Ansar al-Islam expanding in Europe

Publication: Terrorism Focus Volume: 2 Issue: 2

A security sweep in Germany gave indications that the radical Islamist group Ansar al-Islam, a group linked with al-Qaeda and the Jordanian terrorist Abu Mus’ab al-Zarqawi, is spreading its influence outside Iraq. On January 12, according to a report in the German daily Spiegel ( a nationwide pre-dawn operation on homes and shops in Bayern, Baden-Württemberg, Hessen, Nordrhein-Westfalen and Berlin, including a mosque in Frankfurt, secured the arrests of 22 persons suspected of providing logistical support to militant networks and recruiting fighters for “holy war.” Nationals of six Arab countries, Bulgaria and Germany were among the detainees.

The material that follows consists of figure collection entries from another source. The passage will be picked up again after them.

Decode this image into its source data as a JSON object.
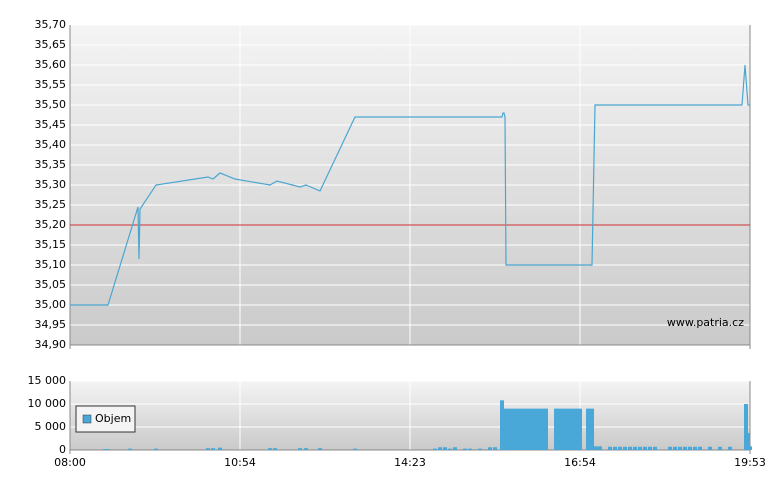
{
  "chart_data": [
    {
      "type": "line",
      "x": [
        0,
        38,
        68,
        69,
        70,
        86,
        138,
        143,
        150,
        165,
        200,
        207,
        230,
        236,
        250,
        285,
        432,
        433,
        434,
        435,
        436,
        522,
        525,
        672,
        675,
        678,
        680
      ],
      "values": [
        35.0,
        35.0,
        35.245,
        35.115,
        35.24,
        35.3,
        35.32,
        35.315,
        35.33,
        35.315,
        35.3,
        35.31,
        35.295,
        35.3,
        35.285,
        35.47,
        35.47,
        35.48,
        35.48,
        35.47,
        35.1,
        35.1,
        35.5,
        35.5,
        35.6,
        35.5,
        35.5
      ],
      "color": "#4aa6d0",
      "xlim": [
        0,
        680
      ],
      "ylim": [
        34.9,
        35.7
      ],
      "yticks": [
        {
          "value": 34.9,
          "label": "34,90"
        },
        {
          "value": 34.95,
          "label": "34,95"
        },
        {
          "value": 35.0,
          "label": "35,00"
        },
        {
          "value": 35.05,
          "label": "35,05"
        },
        {
          "value": 35.1,
          "label": "35,10"
        },
        {
          "value": 35.15,
          "label": "35,15"
        },
        {
          "value": 35.2,
          "label": "35,20"
        },
        {
          "value": 35.25,
          "label": "35,25"
        },
        {
          "value": 35.3,
          "label": "35,30"
        },
        {
          "value": 35.35,
          "label": "35,35"
        },
        {
          "value": 35.4,
          "label": "35,40"
        },
        {
          "value": 35.45,
          "label": "35,45"
        },
        {
          "value": 35.5,
          "label": "35,50"
        },
        {
          "value": 35.55,
          "label": "35,55"
        },
        {
          "value": 35.6,
          "label": "35,60"
        },
        {
          "value": 35.65,
          "label": "35,65"
        },
        {
          "value": 35.7,
          "label": "35,70"
        }
      ],
      "reference_line": 35.2,
      "reference_color": "#d03030",
      "watermark": "www.patria.cz",
      "grid": true
    },
    {
      "type": "bar",
      "x": [
        35,
        38,
        60,
        86,
        138,
        143,
        150,
        200,
        205,
        230,
        236,
        250,
        285,
        365,
        370,
        375,
        380,
        385,
        395,
        400,
        410,
        420,
        425,
        432,
        436,
        440,
        444,
        448,
        452,
        456,
        460,
        464,
        468,
        472,
        476,
        486,
        490,
        494,
        498,
        502,
        506,
        510,
        518,
        522,
        526,
        530,
        540,
        545,
        550,
        555,
        560,
        565,
        570,
        575,
        580,
        585,
        600,
        605,
        610,
        615,
        620,
        625,
        630,
        640,
        650,
        660,
        676,
        678,
        680
      ],
      "series": [
        {
          "name": "Objem",
          "color": "#4aa8d8",
          "values": [
            200,
            200,
            300,
            300,
            400,
            400,
            500,
            400,
            400,
            400,
            400,
            400,
            300,
            300,
            600,
            600,
            300,
            600,
            300,
            300,
            300,
            600,
            600,
            10800,
            9000,
            9000,
            9000,
            9000,
            9000,
            9000,
            9000,
            9000,
            9000,
            9000,
            9000,
            9000,
            9000,
            9000,
            9000,
            9000,
            9000,
            9000,
            9000,
            9000,
            800,
            800,
            700,
            700,
            700,
            700,
            700,
            700,
            700,
            700,
            700,
            700,
            700,
            700,
            700,
            700,
            700,
            700,
            700,
            700,
            700,
            700,
            10000,
            3700,
            800
          ]
        }
      ],
      "xlim": [
        0,
        680
      ],
      "ylim": [
        0,
        15000
      ],
      "yticks": [
        0,
        {
          "value": 5000,
          "label": "5 000"
        },
        {
          "value": 10000,
          "label": "10 000"
        },
        {
          "value": 15000,
          "label": "15 000"
        }
      ],
      "xticks": [
        {
          "value": 0,
          "label": "08:00"
        },
        {
          "value": 170,
          "label": "10:54"
        },
        {
          "value": 340,
          "label": "14:23"
        },
        {
          "value": 510,
          "label": "16:54"
        },
        {
          "value": 680,
          "label": "19:53"
        }
      ],
      "legend": "top-left",
      "grid": true
    }
  ]
}
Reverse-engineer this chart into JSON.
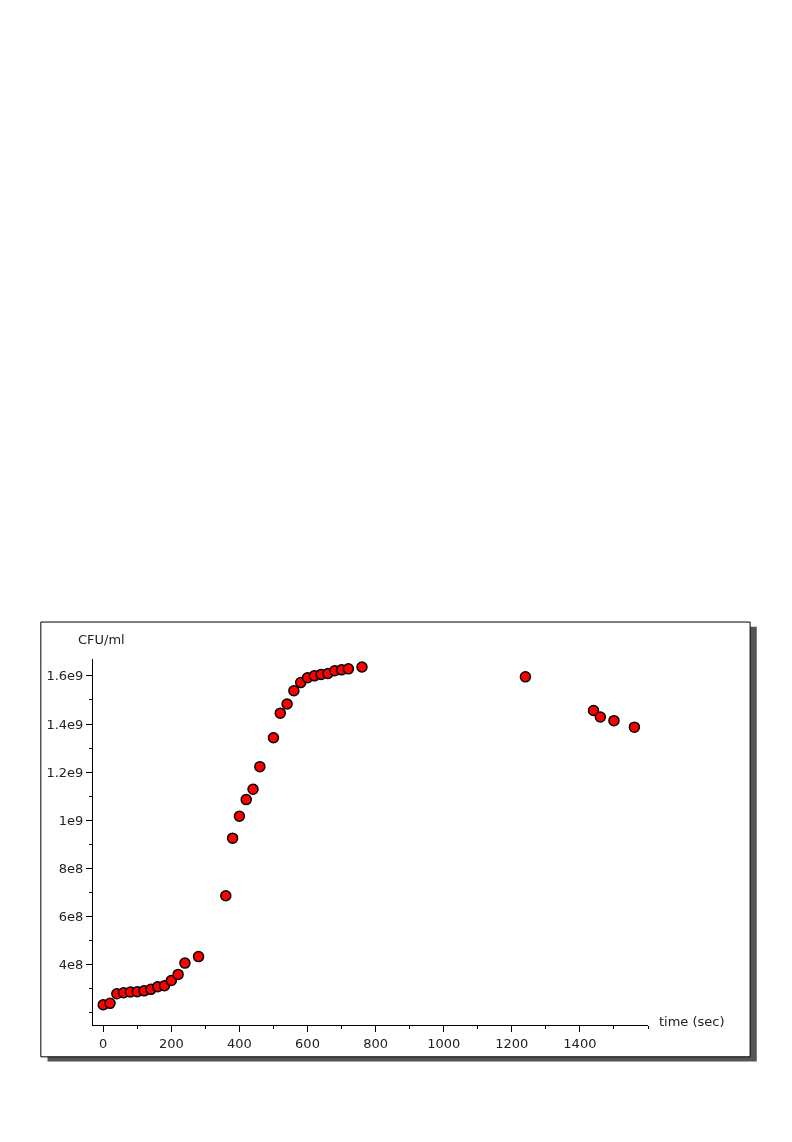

That some of these had ties to Ansar al-Islam was not unexpected, in that over the last year in Europe some 20 supporters of the group have been picked up. Ansar al-Islam’s presence in Europe was spotlighted by the case of “former” leader of Ansar al-Islam Mullah Krekar, convicted in absentia of terrorism in Jordan and since 1991 a refugee in Norway. Last January the CIA intercepted messages from Krekar to contacts in Iraq allegedly ordering suicide missions against coalition troops, and his continued connection, despite denials, with the radical group was reported by the Norwegian daily Aftenpost, which highlighted an interview on al-Jazeera satellite channel where the Mullah was openly referred to as its leader. (

While the original aim of the group was to establish a fundamentalist enclave in Iraq, Ansar al-Islam is increasingly promoting a pan-Islamic image. Its activities in Europe appear geared to setting up two-way traffic for mujahideen recruits into Iraq and is expanding throughout the continent. The fears are that this activity will transform into operations within Europe, and the signs are that this has already begun. For instance, in December German police arrested three Iraqis suspected of planning an assassination attempt on Iraqi Prime Minister Iyad Allawi during his visit to Berlin. A few months earlier, the group was suspected in a plot to attack the NATO summit meeting in Istanbul. With the return to Europe of combat-trained mujahideen from the Iraq theatre, the fears are redoubled. These were succinctly expressed by Bavarian interior minister Guenther Beckstein, who warned that the over 500 Islamic extremists living in Germany “must be considered extremely dangerous.”